Devin turned, glaring at her.
“Is he telling the truth?” he demanded, his dark eyes blazing. “Did you really sleep with this piece of shit, ‘Lex? Seriously? Why?”
“You shut up, too,” she said to her friend, her jaw hard. She was still fighting to control her breathing. “I mean it, Dev. I’m not going to do this now. I’m not.”
He opened his mouth, eyes flashing, but she held up a hand.
Her voice turned to ice.
“Not. Now.” She stared at him.
Slowly, she saw the fight back down in his eyes.
None of the anger left his expression, however.
Ignoring what she saw there, the fury growing in her friend’s face, she looked away. Her eyes returned to the red-haired witch, who didn’t seem to be listening to any of this.
She approached the portal cautiously while Alexis watched, her small, freckled hands held out in front of her.

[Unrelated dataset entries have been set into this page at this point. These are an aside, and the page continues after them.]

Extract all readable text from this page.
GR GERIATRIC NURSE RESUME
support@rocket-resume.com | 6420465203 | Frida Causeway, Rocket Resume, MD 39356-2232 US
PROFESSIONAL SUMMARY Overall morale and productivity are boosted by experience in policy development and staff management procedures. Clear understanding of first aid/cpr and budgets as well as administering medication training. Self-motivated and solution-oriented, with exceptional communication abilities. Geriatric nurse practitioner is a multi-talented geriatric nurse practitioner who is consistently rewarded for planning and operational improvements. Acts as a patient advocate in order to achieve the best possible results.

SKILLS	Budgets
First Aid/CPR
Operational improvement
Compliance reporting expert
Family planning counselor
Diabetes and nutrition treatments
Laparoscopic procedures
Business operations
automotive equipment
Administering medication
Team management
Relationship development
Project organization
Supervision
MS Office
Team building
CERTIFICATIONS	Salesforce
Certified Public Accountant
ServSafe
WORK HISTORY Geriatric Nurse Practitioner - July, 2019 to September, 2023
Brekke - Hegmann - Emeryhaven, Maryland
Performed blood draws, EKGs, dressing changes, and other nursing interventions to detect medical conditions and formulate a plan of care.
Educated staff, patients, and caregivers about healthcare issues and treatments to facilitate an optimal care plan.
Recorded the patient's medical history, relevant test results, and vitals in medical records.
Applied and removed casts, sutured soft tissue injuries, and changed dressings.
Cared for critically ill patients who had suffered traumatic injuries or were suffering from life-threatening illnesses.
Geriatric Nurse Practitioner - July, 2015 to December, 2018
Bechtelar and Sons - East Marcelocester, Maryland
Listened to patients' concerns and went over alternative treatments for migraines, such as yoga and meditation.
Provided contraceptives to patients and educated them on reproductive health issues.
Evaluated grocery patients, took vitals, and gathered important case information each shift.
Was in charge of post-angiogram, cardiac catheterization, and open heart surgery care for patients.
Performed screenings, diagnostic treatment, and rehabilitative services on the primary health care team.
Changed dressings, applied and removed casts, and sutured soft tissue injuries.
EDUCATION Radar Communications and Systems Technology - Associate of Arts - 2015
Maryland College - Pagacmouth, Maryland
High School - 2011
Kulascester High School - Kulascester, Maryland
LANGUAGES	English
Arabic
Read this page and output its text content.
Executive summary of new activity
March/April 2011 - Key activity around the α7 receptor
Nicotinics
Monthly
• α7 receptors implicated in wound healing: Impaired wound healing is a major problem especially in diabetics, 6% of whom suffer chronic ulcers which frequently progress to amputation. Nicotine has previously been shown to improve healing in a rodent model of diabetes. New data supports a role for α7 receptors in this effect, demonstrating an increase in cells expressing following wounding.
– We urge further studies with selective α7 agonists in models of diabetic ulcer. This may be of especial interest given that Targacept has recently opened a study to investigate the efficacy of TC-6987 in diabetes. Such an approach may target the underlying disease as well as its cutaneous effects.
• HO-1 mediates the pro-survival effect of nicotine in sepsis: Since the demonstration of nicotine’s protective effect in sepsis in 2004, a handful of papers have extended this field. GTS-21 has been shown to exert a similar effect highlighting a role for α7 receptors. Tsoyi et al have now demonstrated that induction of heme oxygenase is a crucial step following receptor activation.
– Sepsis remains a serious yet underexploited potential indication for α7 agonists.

Alexis watched as the petite redhead stopped a few feet from the lion’s mouth, her full mouth scrunched in a frown. From her expression, Alexis guessed the woman couldn’t see much, which made sense, given that Lightbringer magic was totally different from the Earth magic practiced by most witches.
“You won’t be able to see it,” Alexis said, still bringing her breathing under control. Even her voice sounded tired. “…Well, you probably won’t be able to see it. Most witches can’t. Someone like me… we use a different kind of magic.”
Pausing, still thinking, Alexis added,
“I doubt you can do much to reinforce the shield spell that’s failing, but I wondered if you knew any sealing spells of your own. Can you think of anything that could close off the portal using your type of magic? I could really use the help in keeping this area shielded and protected… even if it’s just temporary. Even if it means all of us working in shifts until I can determine the root of the problem. Ideally, you and your coven could handle this particular doorway on your own… since I have a bunch I’ll need to check.”
Pausing, suddenly doubtful, she added,
“Devin told you about the portals, right? About what I do?”
The witch nodded, without glancing over her shoulder at Alexis.
“He did.”
She still seemed to be trying to see the portal.
After another few seconds, she glanced over her shoulder at Alexis.
“My coven leaders told me more,” she added. “They understand the importance of this.”
“It is important,” Alexis emphasized, her voice hardening. “I really, really need help guarding this… probably for the next few weeks while I figure out a more long-term solution. But it affects all of us. It affects everyone on Earth––”
“I understand that––” the young witch began.
But the Traveler spoke over her, focusing solely on Alexis.
“A long-term solution? Which would be what?” A dark eyebrow of his lifted, his mouth firming. “What is the long-term solution, Lightbringer? Does it involve the primary portal?”
She turned her head, looking up at him.
Realizing she didn’t want to get into all of that, especially not in front of a witch she could barely call an acquaintance, she only looked away.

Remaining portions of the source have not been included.